Regulatory developments hit Novomatic revenue in H1
Austrian gaming giant Novomatic has reported a 1.8% year-on-year fall in revenue for the first half of its financial year, with changes to gaming regulations in core markets such as Germany and Italy blamed for the decline.
Revenue for the six months to 30 June, 2019 fell to €1.26bn (£1.15bn/$1.39bn), with changes to laws in Germany, Novomatic’s largest market, having the biggest impact on group performance.

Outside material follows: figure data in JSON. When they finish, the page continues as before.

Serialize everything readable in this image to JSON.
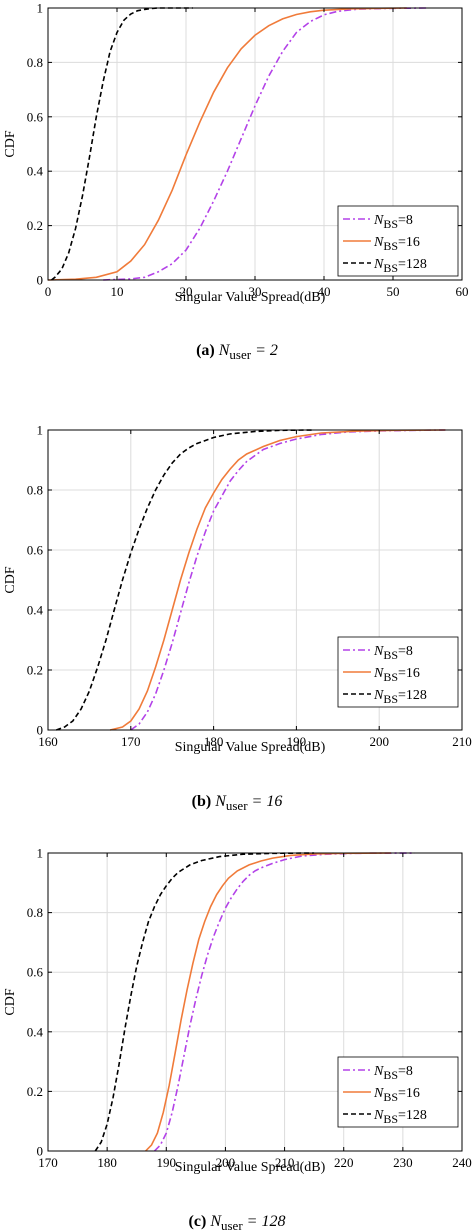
{
  "chart_data": [
    {
      "type": "line",
      "caption": {
        "letter": "(a)",
        "var": "N",
        "sub": "user",
        "rest": " = 2"
      },
      "xlabel": "Singular Value Spread(dB)",
      "ylabel": "CDF",
      "xlim": [
        0,
        60
      ],
      "ylim": [
        0,
        1
      ],
      "xticks": [
        "0",
        "10",
        "20",
        "30",
        "40",
        "50",
        "60"
      ],
      "yticks": [
        "0",
        "0.2",
        "0.4",
        "0.6",
        "0.8",
        "1"
      ],
      "grid": true,
      "legend_position": "bottom-right",
      "series": [
        {
          "name": {
            "var": "N",
            "sub": "BS",
            "rest": "=8"
          },
          "color": "#b342e8",
          "dash": "dashdot",
          "x": [
            8,
            12,
            14,
            16,
            18,
            20,
            22,
            24,
            26,
            28,
            30,
            32,
            34,
            36,
            38,
            40,
            42,
            45,
            50,
            55
          ],
          "y": [
            0,
            0.004,
            0.01,
            0.03,
            0.06,
            0.11,
            0.19,
            0.29,
            0.4,
            0.52,
            0.64,
            0.75,
            0.84,
            0.91,
            0.95,
            0.975,
            0.988,
            0.996,
            0.999,
            1
          ]
        },
        {
          "name": {
            "var": "N",
            "sub": "BS",
            "rest": "=16"
          },
          "color": "#f07b3a",
          "dash": "solid",
          "x": [
            0,
            4,
            7,
            10,
            12,
            14,
            16,
            18,
            20,
            22,
            24,
            26,
            28,
            30,
            32,
            34,
            36,
            38,
            40,
            44,
            48,
            52
          ],
          "y": [
            0,
            0.003,
            0.01,
            0.03,
            0.07,
            0.13,
            0.22,
            0.33,
            0.46,
            0.58,
            0.69,
            0.78,
            0.85,
            0.9,
            0.935,
            0.96,
            0.976,
            0.986,
            0.992,
            0.997,
            0.999,
            1
          ]
        },
        {
          "name": {
            "var": "N",
            "sub": "BS",
            "rest": "=128"
          },
          "color": "#000000",
          "dash": "dashed",
          "x": [
            0.5,
            1,
            2,
            3,
            4,
            5,
            6,
            7,
            8,
            9,
            10,
            11,
            12,
            13,
            14,
            15,
            16,
            18,
            21
          ],
          "y": [
            0,
            0.01,
            0.04,
            0.1,
            0.19,
            0.31,
            0.45,
            0.6,
            0.73,
            0.84,
            0.91,
            0.955,
            0.978,
            0.99,
            0.995,
            0.998,
            1,
            1,
            1
          ]
        }
      ]
    },
    {
      "type": "line",
      "caption": {
        "letter": "(b)",
        "var": "N",
        "sub": "user",
        "rest": " = 16"
      },
      "xlabel": "Singular Value Spread(dB)",
      "ylabel": "CDF",
      "xlim": [
        160,
        210
      ],
      "ylim": [
        0,
        1
      ],
      "xticks": [
        "160",
        "170",
        "180",
        "190",
        "200",
        "210"
      ],
      "yticks": [
        "0",
        "0.2",
        "0.4",
        "0.6",
        "0.8",
        "1"
      ],
      "grid": true,
      "legend_position": "bottom-right",
      "series": [
        {
          "name": {
            "var": "N",
            "sub": "BS",
            "rest": "=8"
          },
          "color": "#b342e8",
          "dash": "dashdot",
          "x": [
            170,
            171,
            172,
            173,
            174,
            175,
            176,
            177,
            178,
            179,
            180,
            181,
            182,
            183,
            184,
            185,
            186,
            188,
            190,
            193,
            196,
            200,
            205,
            208
          ],
          "y": [
            0,
            0.02,
            0.06,
            0.12,
            0.2,
            0.29,
            0.39,
            0.49,
            0.58,
            0.66,
            0.73,
            0.78,
            0.83,
            0.865,
            0.895,
            0.915,
            0.935,
            0.955,
            0.97,
            0.985,
            0.993,
            0.997,
            0.999,
            1
          ]
        },
        {
          "name": {
            "var": "N",
            "sub": "BS",
            "rest": "=16"
          },
          "color": "#f07b3a",
          "dash": "solid",
          "x": [
            167.5,
            169,
            170,
            171,
            172,
            173,
            174,
            175,
            176,
            177,
            178,
            179,
            180,
            181,
            182,
            183,
            184,
            186,
            188,
            190,
            193,
            197,
            202,
            208
          ],
          "y": [
            0,
            0.01,
            0.03,
            0.07,
            0.13,
            0.21,
            0.3,
            0.4,
            0.5,
            0.59,
            0.67,
            0.74,
            0.79,
            0.835,
            0.87,
            0.9,
            0.92,
            0.945,
            0.965,
            0.978,
            0.99,
            0.996,
            0.999,
            1
          ]
        },
        {
          "name": {
            "var": "N",
            "sub": "BS",
            "rest": "=128"
          },
          "color": "#000000",
          "dash": "dashed",
          "x": [
            161,
            162,
            163,
            164,
            165,
            166,
            167,
            168,
            169,
            170,
            171,
            172,
            173,
            174,
            175,
            176,
            177,
            178,
            180,
            182,
            185,
            188,
            192
          ],
          "y": [
            0,
            0.01,
            0.03,
            0.07,
            0.13,
            0.21,
            0.3,
            0.4,
            0.5,
            0.59,
            0.67,
            0.74,
            0.8,
            0.85,
            0.89,
            0.92,
            0.94,
            0.955,
            0.975,
            0.987,
            0.995,
            0.999,
            1
          ]
        }
      ]
    },
    {
      "type": "line",
      "caption": {
        "letter": "(c)",
        "var": "N",
        "sub": "user",
        "rest": " = 128"
      },
      "xlabel": "Singular Value Spread(dB)",
      "ylabel": "CDF",
      "xlim": [
        170,
        240
      ],
      "ylim": [
        0,
        1
      ],
      "xticks": [
        "170",
        "180",
        "190",
        "200",
        "210",
        "220",
        "230",
        "240"
      ],
      "yticks": [
        "0",
        "0.2",
        "0.4",
        "0.6",
        "0.8",
        "1"
      ],
      "grid": true,
      "legend_position": "bottom-right",
      "series": [
        {
          "name": {
            "var": "N",
            "sub": "BS",
            "rest": "=8"
          },
          "color": "#b342e8",
          "dash": "dashdot",
          "x": [
            188,
            189,
            190,
            191,
            192,
            193,
            194,
            195,
            196,
            197,
            198,
            199,
            200,
            201,
            202,
            203,
            204,
            205,
            206,
            208,
            210,
            213,
            217,
            222,
            232
          ],
          "y": [
            0,
            0.02,
            0.06,
            0.13,
            0.22,
            0.32,
            0.42,
            0.51,
            0.59,
            0.66,
            0.72,
            0.77,
            0.815,
            0.85,
            0.88,
            0.905,
            0.925,
            0.94,
            0.95,
            0.965,
            0.978,
            0.99,
            0.996,
            0.999,
            1
          ]
        },
        {
          "name": {
            "var": "N",
            "sub": "BS",
            "rest": "=16"
          },
          "color": "#f07b3a",
          "dash": "solid",
          "x": [
            186.5,
            187.5,
            188.5,
            189.5,
            190.5,
            191.5,
            192.5,
            193.5,
            194.5,
            195.5,
            196.5,
            197.5,
            198.5,
            199.5,
            200.5,
            202,
            204,
            206,
            208,
            211,
            215,
            220,
            228
          ],
          "y": [
            0,
            0.02,
            0.06,
            0.13,
            0.22,
            0.33,
            0.44,
            0.54,
            0.63,
            0.71,
            0.77,
            0.82,
            0.86,
            0.89,
            0.915,
            0.94,
            0.96,
            0.973,
            0.983,
            0.992,
            0.997,
            0.999,
            1
          ]
        },
        {
          "name": {
            "var": "N",
            "sub": "BS",
            "rest": "=128"
          },
          "color": "#000000",
          "dash": "dashed",
          "x": [
            178,
            179,
            180,
            181,
            182,
            183,
            184,
            185,
            186,
            187,
            188,
            189,
            190,
            191,
            192,
            194,
            196,
            199,
            203,
            208,
            215
          ],
          "y": [
            0,
            0.03,
            0.09,
            0.18,
            0.29,
            0.41,
            0.52,
            0.62,
            0.7,
            0.77,
            0.82,
            0.86,
            0.89,
            0.915,
            0.935,
            0.96,
            0.975,
            0.988,
            0.996,
            0.999,
            1
          ]
        }
      ]
    }
  ]
}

As a result of state laws on gaming arcades and new technical regulations that accompanied the third amended State Treaty on Gaming, the number of terminals leased by Novomatic in Germany fell by around 13,900 units in H1. Its rental portfolio also decreased to 154,100 devices, a drop of around 11,500 units. This resulted in revenue from Germany falling 6.2% year-on-year to €338.1m.
Changes to the tax rates for gaming machines in Italy, coupled with the country’s gambling advertising ban, also had an adverse effect on revenue, with the country’s revenue contribution down 7.6% at €181.8m.
Ainsworth Game Technology also struggled over the period, which has been blamed on difficulties in its native Australia and Latin America.
This was offset by growth in the UK — where Novomatic said the fixed-odds betting terminal stake cut benefitted its gaming hall business — and increased slots revenue from Spain, Austria and the Netherlands.
Across the group, gaming technology revenue, comprising revenue from the development, production, leasing and sale of gaming devices, gaming content and gaming technology across all channels, was down 2.2% at €469.4m.
Gaming operations revenue, including Novomatic’s self-operated slot arcades, casinos, sports betting outlets and bingo halls, was also down, falling 1.5% to €794.3m.
As a result of the decline in group revenue, Novomatic will look to reduce costs and increase the efficiency of the business, as well as disposing of assets that failed to perform as expected. This saw its Croatian subsidiaries, the Spain-and-Latin America-facing OTIUM Group, and two Spanish casino businesses sold off in H1.
The second half of the year will see the bulk of its UK technology business, Gaming Technology Group, sold to Inspired Entertainment for $120m (£99.3m/€109.4m) once all regulatory requirements have been met.
In addition, it acquired a number of smaller businesses in Germany and Eastern Europe, mainly slot arcade operators, to expand its position in core territories.
Looking at costs, gaming taxes and betting fees rose 1.7% over the six months to €148.7m, while the operator and supplier realised a benefit of €12.5m from inventory changes, down 37.0% year-on-year. Capitalised development costs fell from €75.2m to €40.8m, while a further €40.7m in other operating income was generated over the period.
Cost of material and other operating expenses both fell, to €172.8m and €349.7m respectively, offsetting a 1.4% rise in personnel expenses to €390.4m.
After operating costs, earnings before interest, depreciation, tax and amortisation was down 5.1% to €297.1m. However, depreciation, amortisation and impairment charges soared to €249.6m - up 61.2% year-on-year - which Novomatic said was largely down to regulatory changes related to its gaming machine business in Germany.
This resulted in operating profit falling 70.0% to €47.5m. After finance-related costs of €17.6m and income tax of €15.2m, the business recorded a net profit of €14.7m for H1 2019, down 87.7% year-on-year.
However, this was improved by a €19.5m profit from discontinued operations, for a net result of €34.3m, down 68.8% from H1 2018.